De quel droit donc les Allemands ont-ils voulu confisquer le patriotisme alsacien à leur profit ? Chacun le sait, car toute la question alsacienne tourne autour de ce pivot : c’est au nom de la race, de la langue et de l’histoire.

La race ! Oh ! sur ce point on vient d’aboutir à d’étranges constatations. Il est entendu dorénavant outre-Rhin que la race élue est celle que révèlent au dehors la couleur blonde des cheveux, la couleur bleue des yeux, la forme allongée du crâne. Or que nous apprend la statistique officielle de l’administration allemande ? que le type dolichocéphale existe à peine, qu’il est tout au plus dans la proportion d’un quart contre trois quarts de brachycéphales, et que partout, et en Haute et en Basse-Alsace, les yeux bruns, les cheveux bruns ou noirs dominent. L’Alsacien ne peut donc être, au regard de l’Allemand, qu’un être inférieur tel que le Français, un de ces êtres qu’on extirpe ou qu’on réduit à l’état d’ilote.

Mais n’est-il pas un frère par la langue ? n’appartient-il pas à ce titre au Deutschtum ? Nous ne savons que trop l’abus qui a été fait de ce signe distinctif, même chez nous, et il faudrait une bonne fois le réduire à sa valeur.
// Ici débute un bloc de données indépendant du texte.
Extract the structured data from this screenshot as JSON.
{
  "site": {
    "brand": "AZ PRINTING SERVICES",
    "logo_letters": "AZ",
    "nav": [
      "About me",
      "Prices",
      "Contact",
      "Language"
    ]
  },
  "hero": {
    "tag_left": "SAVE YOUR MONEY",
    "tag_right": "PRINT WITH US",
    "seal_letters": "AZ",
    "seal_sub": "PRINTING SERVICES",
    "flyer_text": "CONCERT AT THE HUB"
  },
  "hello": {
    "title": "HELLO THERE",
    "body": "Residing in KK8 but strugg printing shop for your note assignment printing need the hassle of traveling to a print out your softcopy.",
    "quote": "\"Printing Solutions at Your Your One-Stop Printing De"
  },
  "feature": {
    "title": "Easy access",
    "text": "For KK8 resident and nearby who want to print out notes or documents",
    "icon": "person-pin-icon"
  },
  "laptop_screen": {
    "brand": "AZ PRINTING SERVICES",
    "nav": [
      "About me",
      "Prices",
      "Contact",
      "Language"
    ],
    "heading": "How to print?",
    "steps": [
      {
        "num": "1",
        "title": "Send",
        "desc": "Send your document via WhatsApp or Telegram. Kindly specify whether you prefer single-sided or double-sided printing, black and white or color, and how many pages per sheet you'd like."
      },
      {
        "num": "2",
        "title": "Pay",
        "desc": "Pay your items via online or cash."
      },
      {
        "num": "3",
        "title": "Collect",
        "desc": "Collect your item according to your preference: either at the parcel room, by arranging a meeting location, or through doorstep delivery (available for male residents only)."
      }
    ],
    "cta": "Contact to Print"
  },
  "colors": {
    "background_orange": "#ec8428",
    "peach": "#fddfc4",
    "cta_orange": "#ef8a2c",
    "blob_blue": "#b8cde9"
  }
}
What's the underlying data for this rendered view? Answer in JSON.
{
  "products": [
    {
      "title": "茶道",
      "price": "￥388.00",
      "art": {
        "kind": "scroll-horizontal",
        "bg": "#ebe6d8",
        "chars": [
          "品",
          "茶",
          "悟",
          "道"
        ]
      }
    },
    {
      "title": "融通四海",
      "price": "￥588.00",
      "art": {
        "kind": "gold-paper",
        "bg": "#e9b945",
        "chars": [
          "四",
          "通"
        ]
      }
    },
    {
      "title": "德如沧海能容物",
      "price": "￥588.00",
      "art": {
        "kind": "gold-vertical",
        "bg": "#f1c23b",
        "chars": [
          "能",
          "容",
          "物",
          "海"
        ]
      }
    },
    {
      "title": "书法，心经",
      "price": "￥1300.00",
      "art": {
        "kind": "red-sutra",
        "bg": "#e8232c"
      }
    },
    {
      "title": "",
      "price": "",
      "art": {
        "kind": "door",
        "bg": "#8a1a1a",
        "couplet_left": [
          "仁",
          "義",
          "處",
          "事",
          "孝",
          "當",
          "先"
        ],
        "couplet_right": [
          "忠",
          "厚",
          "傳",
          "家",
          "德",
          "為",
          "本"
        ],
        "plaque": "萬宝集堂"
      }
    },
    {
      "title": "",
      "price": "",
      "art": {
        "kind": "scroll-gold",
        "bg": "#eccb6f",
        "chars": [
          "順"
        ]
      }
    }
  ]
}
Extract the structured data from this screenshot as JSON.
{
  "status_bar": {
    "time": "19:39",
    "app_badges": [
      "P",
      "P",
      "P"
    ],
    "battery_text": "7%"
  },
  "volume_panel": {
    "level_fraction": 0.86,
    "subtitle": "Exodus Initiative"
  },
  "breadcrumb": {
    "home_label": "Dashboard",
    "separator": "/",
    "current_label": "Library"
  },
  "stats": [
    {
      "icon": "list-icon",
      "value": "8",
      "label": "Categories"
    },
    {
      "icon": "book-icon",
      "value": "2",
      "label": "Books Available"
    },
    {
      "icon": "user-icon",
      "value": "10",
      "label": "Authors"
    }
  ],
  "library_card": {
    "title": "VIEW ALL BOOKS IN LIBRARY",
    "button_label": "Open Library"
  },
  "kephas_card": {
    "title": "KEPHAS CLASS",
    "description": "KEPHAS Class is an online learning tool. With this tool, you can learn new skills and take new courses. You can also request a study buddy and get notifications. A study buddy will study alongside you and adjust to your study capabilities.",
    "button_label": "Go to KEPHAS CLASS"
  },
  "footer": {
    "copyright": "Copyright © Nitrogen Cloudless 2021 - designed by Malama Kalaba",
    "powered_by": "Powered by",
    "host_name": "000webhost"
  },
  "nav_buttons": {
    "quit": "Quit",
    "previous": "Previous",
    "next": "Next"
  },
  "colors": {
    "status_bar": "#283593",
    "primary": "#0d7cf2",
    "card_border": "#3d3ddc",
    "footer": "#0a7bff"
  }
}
On verrait alors que, loin de justifier le rattachement de l’Alsace à l’Allemagne, rien ne prouve mieux que cette langue même son unité nationale distincte, je dirai plus, — si singulier que cela paraisse, — son affinité avec la France.

L’Alsace parla sa langue à elle, sa langue propre, une langue qui, au lieu d’être un patois né d’une dégénérescence de l’allemand, est un dialecte remontant au moins jusqu’à l’époque alémanique[1]. Elle a évolué régulièrement depuis cette époque

  1. Son antiquité se manifeste dans les rapports très particuliers qu’elle présente avec l’anglais et qui sont étrangers à l’allemand. On y trouve l’auxiliaire anglais to do et l’article indéfini a (é).